Hungary goes to the polls on the 12th of April in a vote widely regarded as the most serious challenge to Orbán’s grip on power since he took office in 2010.
Péter Magyar, leader of the opposition Tisza Party, is currently ahead of Orbán’s Fidesz in opinion polls.
Orbán said Brussels and Kyiv seek to unseat him
Orbán also accused Ukraine of interfering in the electoral campaign, alleging that Kyiv was siding with the opposition and the European Union in an effort to unseat him.
Budapest and Kyiv are locked in a bitter dispute over the shutdown of the Druzhba pipeline, which carries discounted Russian oil to Hungary via Ukraine. Budapest has blocked the EU’s €50 billion loan package to Ukraine until the pipeline is restored.
The row has also taken on a personal dimension, with sharp exchanges between Orbán and Ukrainian President Volodymyr Zelenskyy.
“Do you see this, Ukrainians? Do you see this, Zelenskyy? This is the thousand-year-old Hungarian state. And you think you can scare us with an oil blockade, blackmail and threats against our leaders? Be smart and stop this,” Orbán said.
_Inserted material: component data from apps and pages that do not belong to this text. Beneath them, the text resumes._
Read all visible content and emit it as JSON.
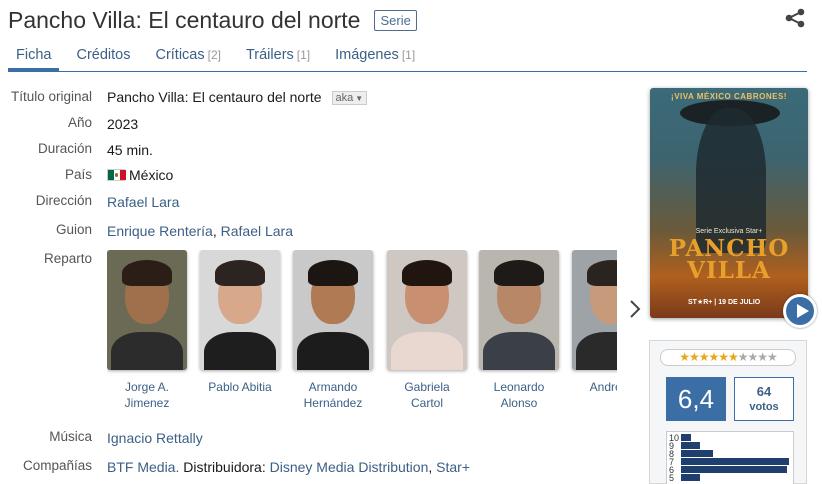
{
  "header": {
    "title": "Pancho Villa: El centauro del norte",
    "type_badge": "Serie",
    "share_icon": "share-icon"
  },
  "tabs": [
    {
      "label": "Ficha",
      "count": ""
    },
    {
      "label": "Créditos",
      "count": ""
    },
    {
      "label": "Críticas",
      "count": "[2]"
    },
    {
      "label": "Tráilers",
      "count": "[1]"
    },
    {
      "label": "Imágenes",
      "count": "[1]"
    }
  ],
  "details": {
    "original_title": {
      "label": "Título original",
      "value": "Pancho Villa: El centauro del norte",
      "aka": "aka"
    },
    "year": {
      "label": "Año",
      "value": "2023"
    },
    "duration": {
      "label": "Duración",
      "value": "45 min."
    },
    "country": {
      "label": "País",
      "value": "México",
      "flag_colors": [
        "#006847",
        "#ffffff",
        "#ce1126"
      ]
    },
    "direction": {
      "label": "Dirección",
      "value": "Rafael Lara"
    },
    "script": {
      "label": "Guion",
      "people": [
        "Enrique Rentería",
        "Rafael Lara"
      ],
      "separator": ","
    },
    "cast": {
      "label": "Reparto"
    },
    "music": {
      "label": "Música",
      "value": "Ignacio Rettally"
    },
    "companies": {
      "label": "Compañías",
      "company1": "BTF Media.",
      "distrib_label": "Distribuidora:",
      "distributor1": "Disney Media Distribution",
      "distributor2": "Star+",
      "separator": ","
    }
  },
  "cast": [
    {
      "name_line1": "Jorge A.",
      "name_line2": "Jimenez",
      "skin": "#a0704c",
      "hair": "#2a1e16",
      "shirt": "#2c2c2c",
      "bg": "#6b6b55"
    },
    {
      "name_line1": "Pablo Abitia",
      "name_line2": "",
      "skin": "#d8a88a",
      "hair": "#2b2420",
      "shirt": "#1e1e1e",
      "bg": "#d8d8d8"
    },
    {
      "name_line1": "Armando",
      "name_line2": "Hernández",
      "skin": "#b07a55",
      "hair": "#1b1612",
      "shirt": "#1c1c1c",
      "bg": "#c9c9c9"
    },
    {
      "name_line1": "Gabriela Cartol",
      "name_line2": "",
      "skin": "#c89070",
      "hair": "#20160f",
      "shirt": "#e8d8d0",
      "bg": "#cfc7c2"
    },
    {
      "name_line1": "Leonardo",
      "name_line2": "Alonso",
      "skin": "#b78767",
      "hair": "#1e1a17",
      "shirt": "#3a3f48",
      "bg": "#b9b6b0"
    },
    {
      "name_line1": "Andrés I",
      "name_line2": "",
      "skin": "#c79a7c",
      "hair": "#2a2420",
      "shirt": "#2a2a2a",
      "bg": "#9ea3a8"
    }
  ],
  "poster": {
    "tagline": "¡VIVA MÉXICO CABRONES!",
    "exclusive": "Serie Exclusiva Star+",
    "title_line1": "PANCHO",
    "title_line2": "VILLA",
    "footer": "ST★R+  |  19 DE JULIO"
  },
  "rating": {
    "stars_filled": 6.4,
    "stars_total": 10,
    "score": "6,4",
    "votes_count": "64",
    "votes_label": "votos",
    "histogram": [
      {
        "label": "10",
        "pct": 9
      },
      {
        "label": "9",
        "pct": 18
      },
      {
        "label": "8",
        "pct": 30
      },
      {
        "label": "7",
        "pct": 100
      },
      {
        "label": "6",
        "pct": 98
      },
      {
        "label": "5",
        "pct": 18
      }
    ]
  }
}
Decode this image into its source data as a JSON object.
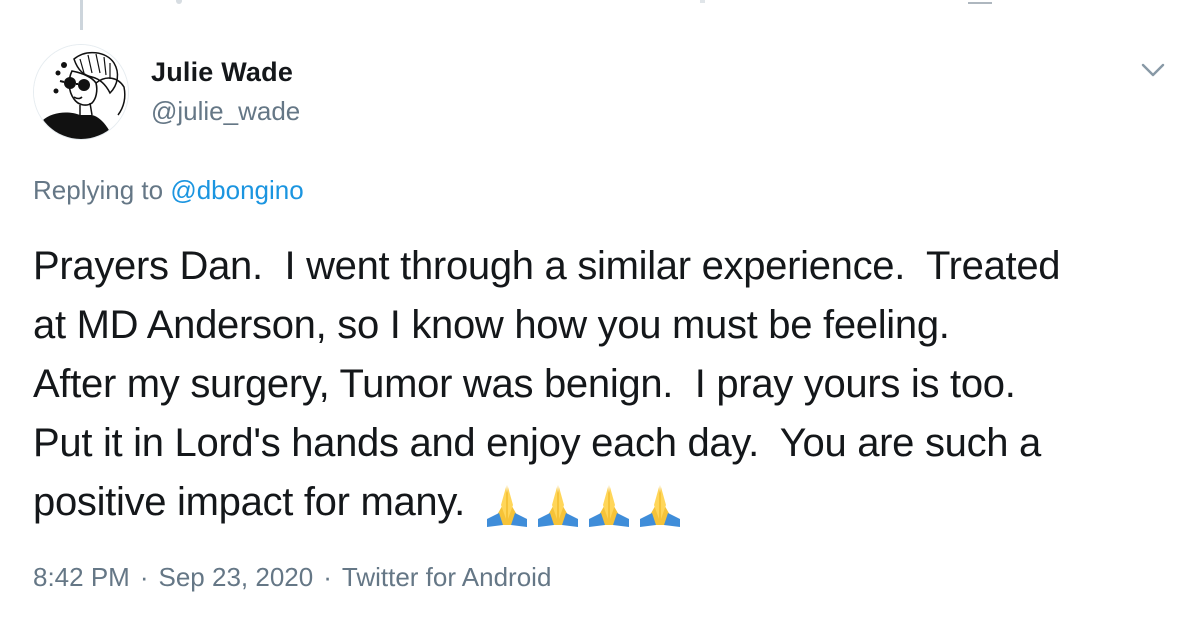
{
  "colors": {
    "text": "#14171a",
    "secondary": "#657786",
    "link": "#1b95e0",
    "thread_line": "#cdd5dc"
  },
  "author": {
    "name": "Julie Wade",
    "handle": "@julie_wade",
    "avatar_icon": "avatar-illustration-icon"
  },
  "reply": {
    "prefix": "Replying to",
    "mention": "@dbongino"
  },
  "tweet": {
    "lines": [
      "Prayers Dan.  I went through a similar experience.  Treated",
      "at MD Anderson, so I know how you must be feeling.",
      "After my surgery, Tumor was benign.  I pray yours is too.",
      "Put it in Lord's hands and enjoy each day.  You are such a",
      "positive impact for many."
    ],
    "emojis": [
      "🙏",
      "🙏",
      "🙏",
      "🙏"
    ]
  },
  "meta": {
    "time": "8:42 PM",
    "date": "Sep 23, 2020",
    "source": "Twitter for Android",
    "separator": "·"
  },
  "menu": {
    "icon": "chevron-down-icon"
  }
}
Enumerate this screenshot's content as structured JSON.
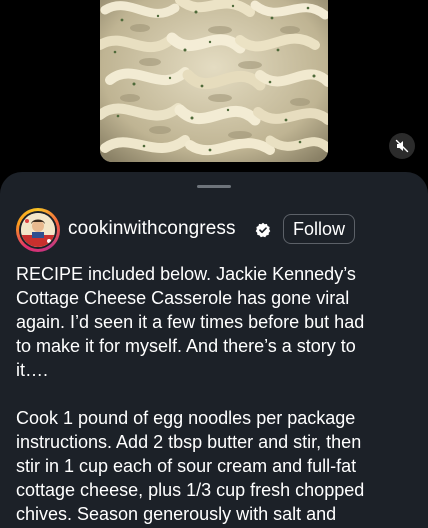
{
  "media": {
    "icon": "mute-icon"
  },
  "post": {
    "username": "cookinwithcongress",
    "verified_icon": "verified-badge-icon",
    "follow_label": "Follow",
    "caption_paragraph_1": "RECIPE included below. Jackie Kennedy’s\nCottage Cheese Casserole has gone viral\nagain. I’d seen it a few times before but had\nto make it for myself. And there’s a story to\nit….",
    "caption_paragraph_2": "Cook 1 pound of egg noodles per package\ninstructions. Add 2 tbsp butter and stir, then\nstir in 1 cup each of sour cream and full-fat\ncottage cheese, plus 1/3 cup fresh chopped\nchives. Season generously with salt and"
  },
  "colors": {
    "sheet_bg": "#1c2128",
    "text": "#ffffff",
    "follow_border": "#5c6168"
  }
}
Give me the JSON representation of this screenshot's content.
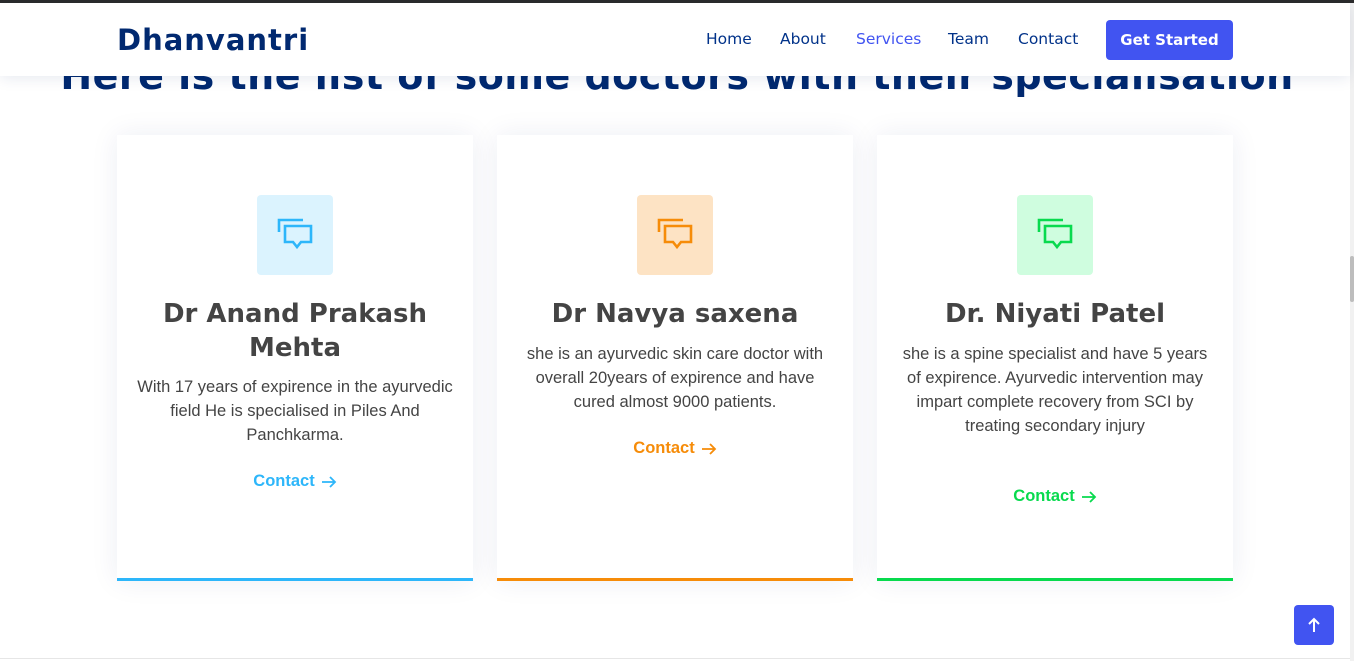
{
  "brand": {
    "name": "Dhanvantri",
    "primary_color": "#4154f1",
    "navy_color": "#012970"
  },
  "nav": {
    "items": [
      {
        "label": "Home",
        "active": false
      },
      {
        "label": "About",
        "active": false
      },
      {
        "label": "Services",
        "active": true
      },
      {
        "label": "Team",
        "active": false
      },
      {
        "label": "Contact",
        "active": false
      }
    ],
    "cta_label": "Get Started"
  },
  "section": {
    "title": "Here is the list of some doctors with their specialisation"
  },
  "cards": [
    {
      "icon": "chat-square-icon",
      "accent_color": "#2db6fa",
      "name": "Dr Anand Prakash Mehta",
      "description": "With 17 years of expirence in the ayurvedic field He is specialised in Piles And Panchkarma.",
      "link_label": "Contact"
    },
    {
      "icon": "chat-square-icon",
      "accent_color": "#f68c09",
      "name": "Dr Navya saxena",
      "description": "she is an ayurvedic skin care doctor with overall 20years of expirence and have cured almost 9000 patients.",
      "link_label": "Contact"
    },
    {
      "icon": "chat-square-icon",
      "accent_color": "#08da4e",
      "name": "Dr. Niyati Patel",
      "description": "she is a spine specialist and have 5 years of expirence. Ayurvedic intervention may impart complete recovery from SCI by treating secondary injury",
      "link_label": "Contact"
    }
  ],
  "back_to_top": {
    "icon": "arrow-up-icon"
  }
}
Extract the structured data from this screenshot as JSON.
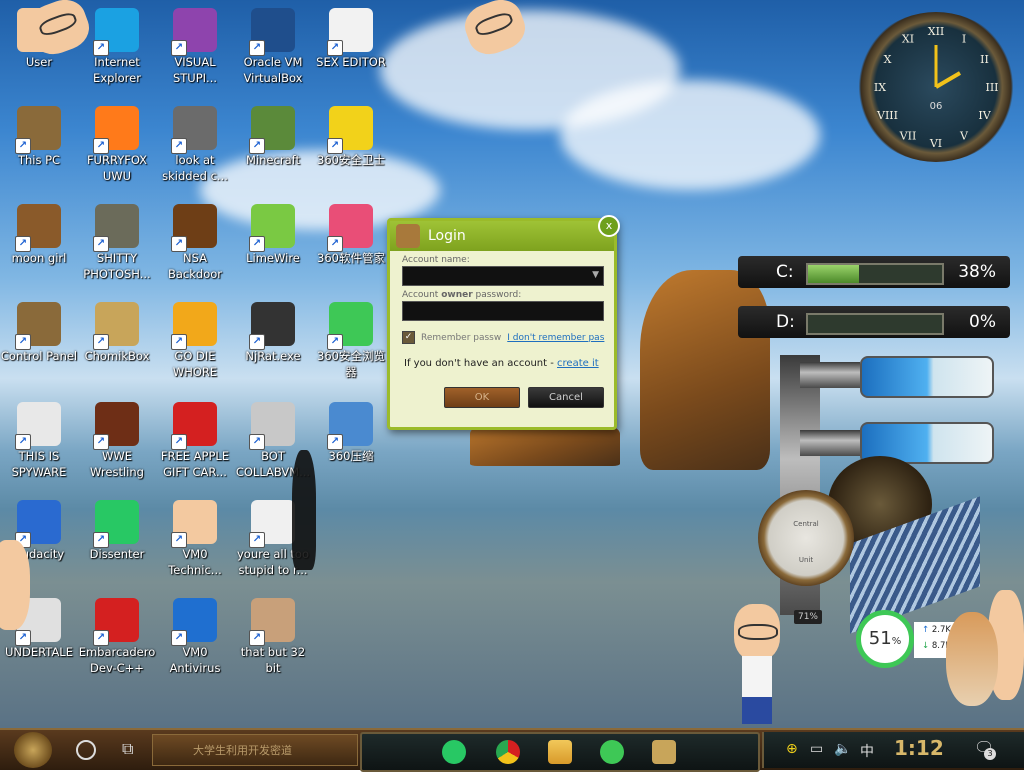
{
  "desktop_icons": [
    {
      "label": "User",
      "icon": "user-face-icon",
      "color": "#f3c9a0"
    },
    {
      "label": "Internet Explorer",
      "icon": "edge-browser-icon",
      "color": "#1ba1e2"
    },
    {
      "label": "VISUAL STUPI...",
      "icon": "visual-studio-icon",
      "color": "#8e44ad"
    },
    {
      "label": "Oracle VM VirtualBox",
      "icon": "virtualbox-icon",
      "color": "#1f4e8c"
    },
    {
      "label": "SEX EDITOR",
      "icon": "hex-editor-icon",
      "color": "#f2f2f2"
    },
    {
      "label": "This PC",
      "icon": "computer-icon",
      "color": "#8a6a3a"
    },
    {
      "label": "FURRYFOX UWU",
      "icon": "firefox-icon",
      "color": "#ff7a1a"
    },
    {
      "label": "look at skidded c...",
      "icon": "stack-windows-icon",
      "color": "#6b6b6b"
    },
    {
      "label": "Minecraft",
      "icon": "minecraft-block-icon",
      "color": "#5b8a3a"
    },
    {
      "label": "360安全卫士",
      "icon": "security-plus-icon",
      "color": "#f2d21a"
    },
    {
      "label": "moon girl",
      "icon": "book-icon",
      "color": "#8a5a2a"
    },
    {
      "label": "SHITTY PHOTOSH...",
      "icon": "gimp-icon",
      "color": "#6b6b5a"
    },
    {
      "label": "NSA Backdoor",
      "icon": "wood-box-icon",
      "color": "#6e3e16"
    },
    {
      "label": "LimeWire",
      "icon": "limewire-icon",
      "color": "#7ac943"
    },
    {
      "label": "360软件管家",
      "icon": "flower-icon",
      "color": "#e94e77"
    },
    {
      "label": "Control Panel",
      "icon": "lamp-icon",
      "color": "#8a6a3a"
    },
    {
      "label": "ChomikBox",
      "icon": "hamster-box-icon",
      "color": "#c8a55a"
    },
    {
      "label": "GO DIE WHORE",
      "icon": "adobe-de-icon",
      "color": "#f2a81a"
    },
    {
      "label": "NjRat.exe",
      "icon": "skull-icon",
      "color": "#333333"
    },
    {
      "label": "360安全浏览器",
      "icon": "360-browser-icon",
      "color": "#3ec856"
    },
    {
      "label": "THIS IS SPYWARE",
      "icon": "chrome-icon",
      "color": "#e8e8e8"
    },
    {
      "label": "WWE Wrestling",
      "icon": "wrestling-box-icon",
      "color": "#6e2e16"
    },
    {
      "label": "FREE APPLE GIFT CAR...",
      "icon": "apple-icon",
      "color": "#d42020"
    },
    {
      "label": "BOT COLLABVM...",
      "icon": "monitor-icon",
      "color": "#c8c8c8"
    },
    {
      "label": "360压缩",
      "icon": "zip-archive-icon",
      "color": "#4a8ad0"
    },
    {
      "label": "Audacity",
      "icon": "audacity-icon",
      "color": "#2a6ad0"
    },
    {
      "label": "Dissenter",
      "icon": "chat-bubble-icon",
      "color": "#28c864"
    },
    {
      "label": "VM0 Technic...",
      "icon": "technician-icon",
      "color": "#f3c9a0"
    },
    {
      "label": "youre all too stupid to r...",
      "icon": "portrait-icon",
      "color": "#f0f0f0"
    },
    {
      "label": "UNDERTALE",
      "icon": "unity-icon",
      "color": "#e0e0e0"
    },
    {
      "label": "Embarcadero Dev-C++",
      "icon": "devcpp-icon",
      "color": "#d42020"
    },
    {
      "label": "VM0 Antivirus",
      "icon": "shield-icon",
      "color": "#1f6fd0"
    },
    {
      "label": "that but 32 bit",
      "icon": "portrait-icon",
      "color": "#c8a07a"
    }
  ],
  "login_dialog": {
    "title": "Login",
    "account_name_label": "Account name:",
    "password_label_pre": "Account ",
    "password_label_bold": "owner",
    "password_label_post": " password:",
    "remember_label": "Remember passw",
    "forgot_link": "I don't remember pas",
    "no_account_text": "If you don't have an account - ",
    "create_link": "create it",
    "ok_label": "OK",
    "cancel_label": "Cancel",
    "close_symbol": "x"
  },
  "clock_widget": {
    "day": "06",
    "numerals": [
      "XII",
      "I",
      "II",
      "III",
      "IV",
      "V",
      "VI",
      "VII",
      "VIII",
      "IX",
      "X",
      "XI"
    ]
  },
  "drives": [
    {
      "label": "C:",
      "percent_text": "38%",
      "fill": 0.38
    },
    {
      "label": "D:",
      "percent_text": "0%",
      "fill": 0.0
    }
  ],
  "gauge": {
    "line1": "Central",
    "line2": "Unit",
    "readout": "71%"
  },
  "network_widget": {
    "cpu_percent": "51",
    "unit": "%",
    "upload": "2.7K/s",
    "download": "8.7K/s",
    "up_arrow": "↑",
    "down_arrow": "↓",
    "plus": "+"
  },
  "taskbar": {
    "search_placeholder": "大学生利用开发密道",
    "clock": "1:12",
    "ime": "中",
    "notification_count": "3"
  },
  "colors": {
    "accent": "#9bbb2a",
    "taskbar": "#3e2812",
    "clock_text": "#d8b86a"
  }
}
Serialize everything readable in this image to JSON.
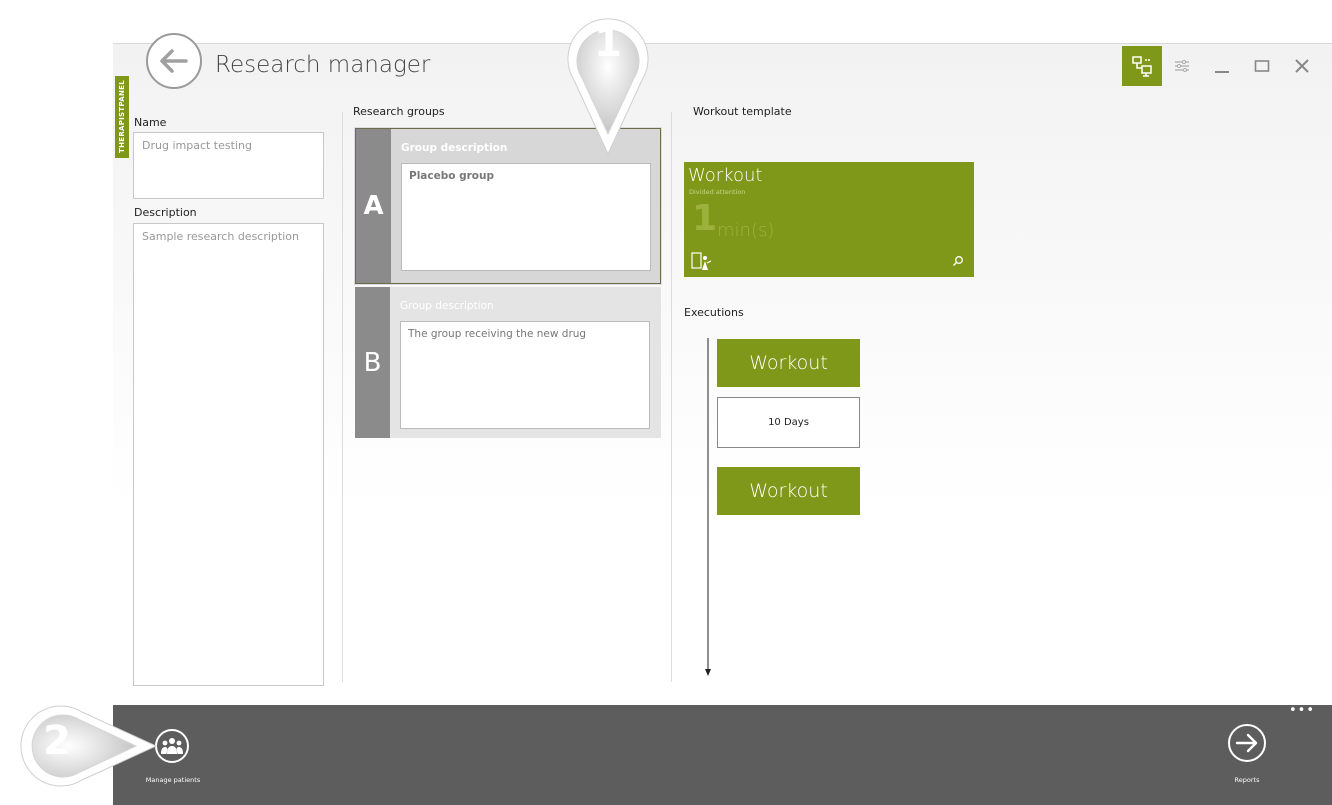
{
  "header": {
    "title": "Research manager",
    "therapist_tab": "THERAPISTPANEL"
  },
  "left_panel": {
    "name_label": "Name",
    "name_value": "Drug impact testing",
    "description_label": "Description",
    "description_value": "Sample research description"
  },
  "groups": {
    "heading": "Research groups",
    "items": [
      {
        "letter": "A",
        "desc_label": "Group description",
        "desc_value": "Placebo group"
      },
      {
        "letter": "B",
        "desc_label": "Group description",
        "desc_value": "The group receiving the new drug"
      }
    ]
  },
  "template": {
    "heading": "Workout template",
    "tile_title": "Workout",
    "tile_subtitle": "Divided attention",
    "duration_value": "1",
    "duration_unit": "min(s)"
  },
  "executions": {
    "heading": "Executions",
    "block1": "Workout",
    "interval": "10 Days",
    "block2": "Workout"
  },
  "callouts": {
    "marker1": "1",
    "marker2": "2"
  },
  "bottom_bar": {
    "manage_patients_label": "Manage patients",
    "reports_label": "Reports",
    "more": "•••"
  },
  "colors": {
    "accent": "#7f9819",
    "bar": "#5d5d5d"
  }
}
Campaign overshadowed by diplomatic spat with Ukraine
Last week, Zelenskyy said he would allow his troops to phone a European leader who was blocking EU aid to Ukraine, a statement the Hungarian government condemned as a direct threat to Orbán.
“Don’t you have enough trouble on the eastern front? Why did you attack us? We are a peace-loving people. Give us our oil, and then roll your vans to Brussels for Westerners’ money,” Orbán said, in an apparent reference to the seizure of two Ukrainian cash-transport vehicles near Budapest a fortnight ago.
Hungary raided two Ukrainian vehicles from Ukraine’s Oschadbank, and confiscated $40m, €35m, and 9kg of gold in a money laundering probe. Ukraine said the transport was legal and accused Hungary of state terrorism. The incident triggered a diplomatic dispute between the two countries.
Orbán frames elections as choice between peace and war
Framing the vote as existential, Orbán portrayed the upcoming elections as a stark choice between peace and war. He frequently depicts the European Union as a pro-war bloc that is escalating the conflict in Ukraine through financial support and talk of deploying ground troops.
“It is time for Kyiv and Brussels to understand that our sons will not die for Ukraine, they will live for Hungary,” Orbán said.
“We must choose who should form a government, me or Zelenskyy? I offer myself, with due modesty,” he added.
Orbán also alleged that both Ukraine and the EU have a vested interest in a change of government in Hungary, and called on his Fidesz party to outperform its result from four years ago, setting a target of at least three million votes.